Novo Nordisk, which operates a huge insulin manufacturing plant in Clayton, took a big hit in its share price Friday after lowering its growth forecast.

The Denmark-based company said it has lowered its long-term guidance for 2016 due to a difficult U.S. market, sparking a nearly 14 percent drop in share prices in early Friday trading.

The group says the U.S. market environment “has become significantly more challenging” adding it “no longer deems it achievable” to reach the operating profit growth target of 10 percent, lowering it to 5 percent.

“We have reassessed our long-term target for operating profit growth and our R&D strategy in the light of the challenging market environment in the USA,” said CEO Lars Rebien Sørensen.

“As a result, we are reducing our global cost base and parting company with some of our valued employees. Going forward we are confident that our strong product portfolio with innovative products like Tresiba, Victoza and semaglutide will enable us to deliver on our revised growth targets.”

Novo Nordisk, one of the world’s leading makers of diabetes medicines, reported a 3-percent increase in sales and a 17-percent profit increase in the third quarter.

Last month, it announced plans to lay off some 1,000 employees globally to reduce operating costs mainly because of the U.S. markets.

However, the company remains committed to expansion of its Clayton plant.


Novo Nordisk’s statement on reducing earnings guidance:

“During 2016, the market environment in the USA has become significantly more challenging, negatively impacting future pricing for Novo Nordisk’s products.
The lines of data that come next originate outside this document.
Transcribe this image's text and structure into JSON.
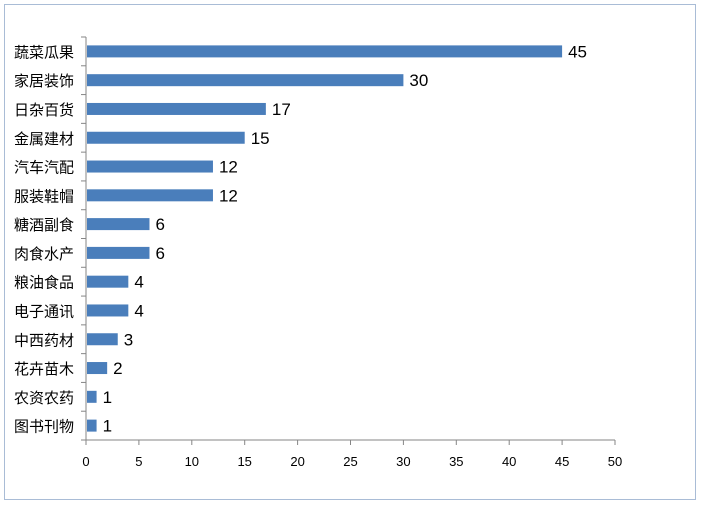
{
  "chart_data": {
    "type": "bar",
    "orientation": "horizontal",
    "title": "",
    "xlabel": "",
    "ylabel": "",
    "categories": [
      "蔬菜瓜果",
      "家居装饰",
      "日杂百货",
      "金属建材",
      "汽车汽配",
      "服装鞋帽",
      "糖酒副食",
      "肉食水产",
      "粮油食品",
      "电子通讯",
      "中西药材",
      "花卉苗木",
      "农资农药",
      "图书刊物"
    ],
    "values": [
      45,
      30,
      17,
      15,
      12,
      12,
      6,
      6,
      4,
      4,
      3,
      2,
      1,
      1
    ],
    "xlim": [
      0,
      50
    ],
    "x_ticks": [
      0,
      5,
      10,
      15,
      20,
      25,
      30,
      35,
      40,
      45,
      50
    ],
    "bar_color": "#4a7ebb",
    "grid": false,
    "legend": "none",
    "data_labels": true
  }
}
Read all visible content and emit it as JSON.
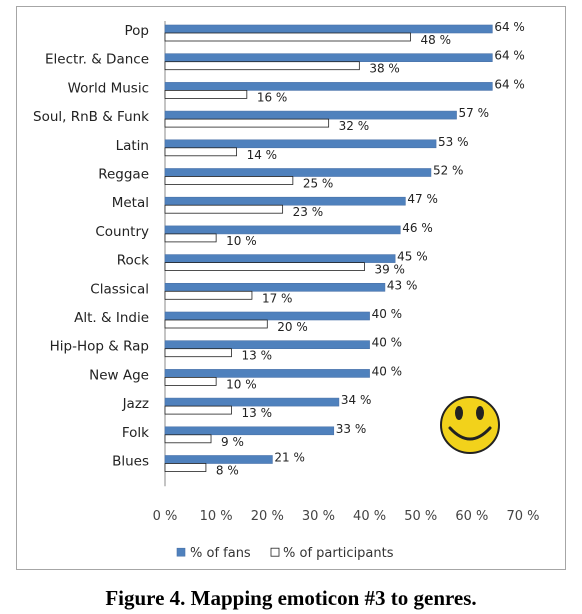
{
  "chart_data": {
    "type": "bar",
    "orientation": "horizontal",
    "categories": [
      "Pop",
      "Electr. & Dance",
      "World Music",
      "Soul, RnB & Funk",
      "Latin",
      "Reggae",
      "Metal",
      "Country",
      "Rock",
      "Classical",
      "Alt. & Indie",
      "Hip-Hop & Rap",
      "New Age",
      "Jazz",
      "Folk",
      "Blues"
    ],
    "series": [
      {
        "name": "% of fans",
        "values": [
          64,
          64,
          64,
          57,
          53,
          52,
          47,
          46,
          45,
          43,
          40,
          40,
          40,
          34,
          33,
          21
        ],
        "labels": [
          "64 %",
          "64 %",
          "64 %",
          "57 %",
          "53 %",
          "52 %",
          "47 %",
          "46 %",
          "45 %",
          "43 %",
          "40 %",
          "40 %",
          "40 %",
          "34 %",
          "33 %",
          "21 %"
        ],
        "color": "#4f81bd"
      },
      {
        "name": "% of participants",
        "values": [
          48,
          38,
          16,
          32,
          14,
          25,
          23,
          10,
          39,
          17,
          20,
          13,
          10,
          13,
          9,
          8
        ],
        "labels": [
          "48 %",
          "38 %",
          "16 %",
          "32 %",
          "14 %",
          "25 %",
          "23 %",
          "10 %",
          "39 %",
          "17 %",
          "20 %",
          "13 %",
          "10 %",
          "13 %",
          "9 %",
          "8 %"
        ],
        "color": "#ffffff"
      }
    ],
    "xlim": [
      0,
      70
    ],
    "xticks": [
      0,
      10,
      20,
      30,
      40,
      50,
      60,
      70
    ],
    "xtick_labels": [
      "0 %",
      "10 %",
      "20 %",
      "30 %",
      "40 %",
      "50 %",
      "60 %",
      "70 %"
    ],
    "grid": false,
    "legend_position": "bottom",
    "decoration": "smiley-emoticon"
  },
  "caption": "Figure 4. Mapping emoticon #3 to genres."
}
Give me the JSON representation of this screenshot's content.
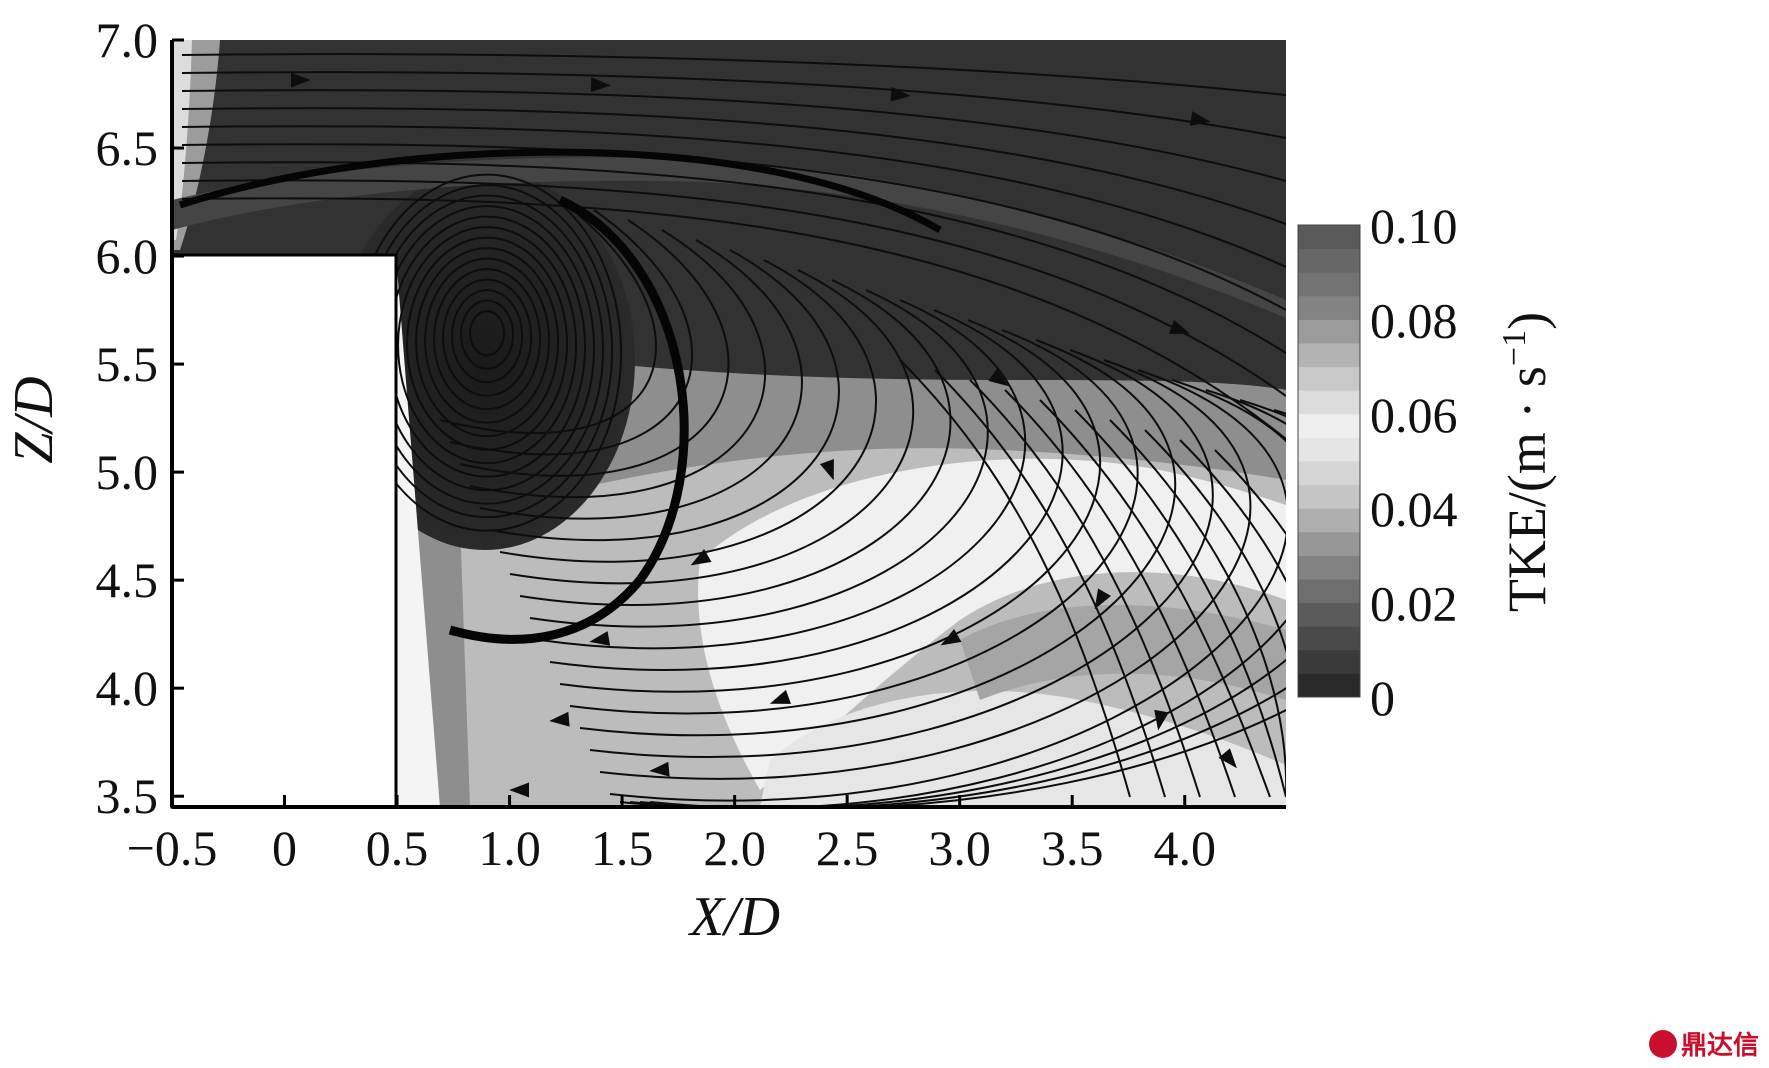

Consequently, the preliminary outlook for 2017 indicates low single-digit growth in sales and flat to low single-digit growth in operating profit, both measured in local currencies. In terms of long-term financial targets, Novo Nordisk no longer deems it achievable to reach the operating profit growth target of 10% set in February 2016. As a result, the target has been revised and Novo Nordisk is now aiming for an average operating profit growth of 5%. The two other financial targets remain unchanged.”